Amazing life advice from five commencement speakers - Metro US

Amazing life advice from five commencement speakers

It’s a scary time for graduates to charge into the real world. There’s the economy, global warming, and racial violence. That’s when a great commencement speech can really help. The best ones so far this year haven’t avoided the issues of the day, but addressed them head-on, offering hope, inspiration and purpose.

First Lady Michelle Obama, Tuskegee University
“Our history provides us with a better story, a better blueprint for how we can win. It teaches us that when we pull ourselves out of those lowest emotional depths, and we channel our frustrations into studying and organizing and banding together – then we can build ourselves and our communities up. We can take on those deep-rooted problems, and together – together – we can overcome anything that stands in our way.”
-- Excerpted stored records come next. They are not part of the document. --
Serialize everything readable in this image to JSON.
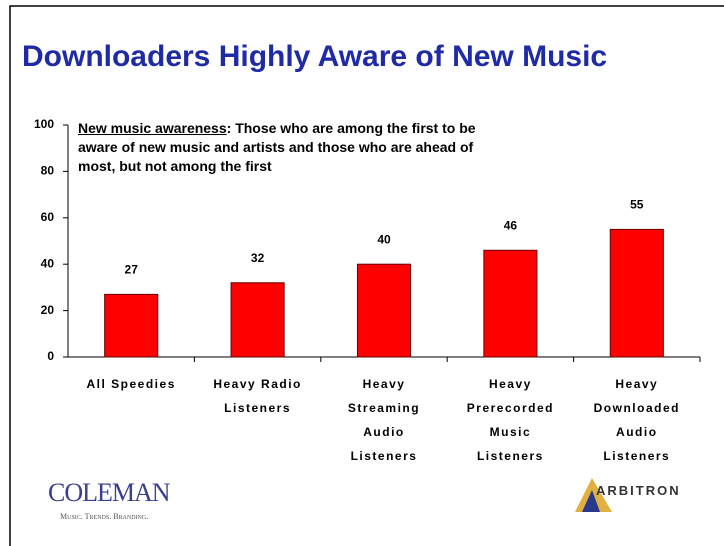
{
  "chart_data": {
    "type": "bar",
    "title": "Downloaders Highly Aware of New Music",
    "annotation": {
      "emphasis": "New music awareness",
      "text": ":  Those who are among the first to be aware of new music and artists and those who are ahead of most, but not among the first"
    },
    "categories": [
      "All Speedies",
      "Heavy Radio Listeners",
      "Heavy Streaming Audio Listeners",
      "Heavy Prerecorded Music Listeners",
      "Heavy Downloaded Audio Listeners"
    ],
    "values": [
      27,
      32,
      40,
      46,
      55
    ],
    "color": "#ff0000",
    "ylim": [
      0,
      100
    ],
    "yticks": [
      0,
      20,
      40,
      60,
      80,
      100
    ],
    "grid": false
  },
  "logos": {
    "left": "COLEMAN",
    "left_tagline": "Music. Trends. Branding.",
    "right": "ARBITRON"
  }
}
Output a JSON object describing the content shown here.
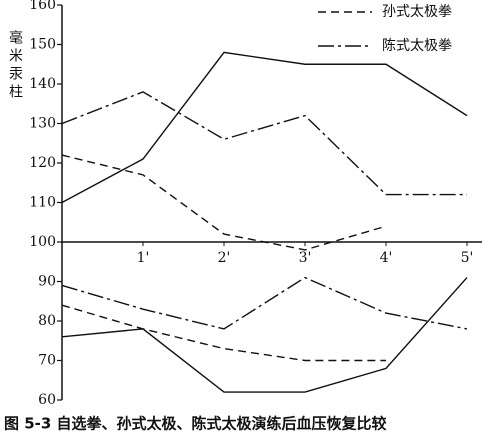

Apple CEO Tim Cook, George Washington University
“The one thing I’d like to bring to you is the idea that progress is possible whatever line of work you choose.There will always be cynics and critics on the sidelines tearing people down, and just as harmful are those people with good intentions who make no contribution at all. In his letter from the Birmingham jail, Dr. King wrote that our society needed to repent not merely for the hateful words of the bad people, but for the appalling silence of the good people.”

Scientist Bill Nye, Rutgers University
“The oncoming trouble is climate change: It is going to affect you all in the same way the Second World War consumed people of my parents’ generation. They rose to the challenge, and so will you. They came to be called The Greatest Generation. I want you all to preserve our world in the face of Climate Change and carry on as The Next Great Generation.”

Actress Maya Rudolph, Tulane University
“If I must give any of you advice it would be Say Yes. Say Yes … and create your own destiny. So hold on to your old friends. Kiss your Mama. Admit what your dreams are. Don’t beat yourself up if you don’t know what you’re gonna do tomorrow. But work hard and don’t be lazy. And put away your damn phone once in a while. And be nice to jerks because we still don’t know the criteria for getting into heaven yet.”

“And if there’s one thing you need even more it’s your own set of standards. It may seem counterintuitive now, but once you leave here, you may miss being graded on all your work. Because when you’re out of school, there are no objective criteria for achievement anymore. People my age will sometimes say to you, ‘Hey, that work you did, that thing you said, that cause you championed, it’s not good.’ Well, having your own standards will help you weather moments like that. Having your own standards allows you to perceive success where others may see failure.”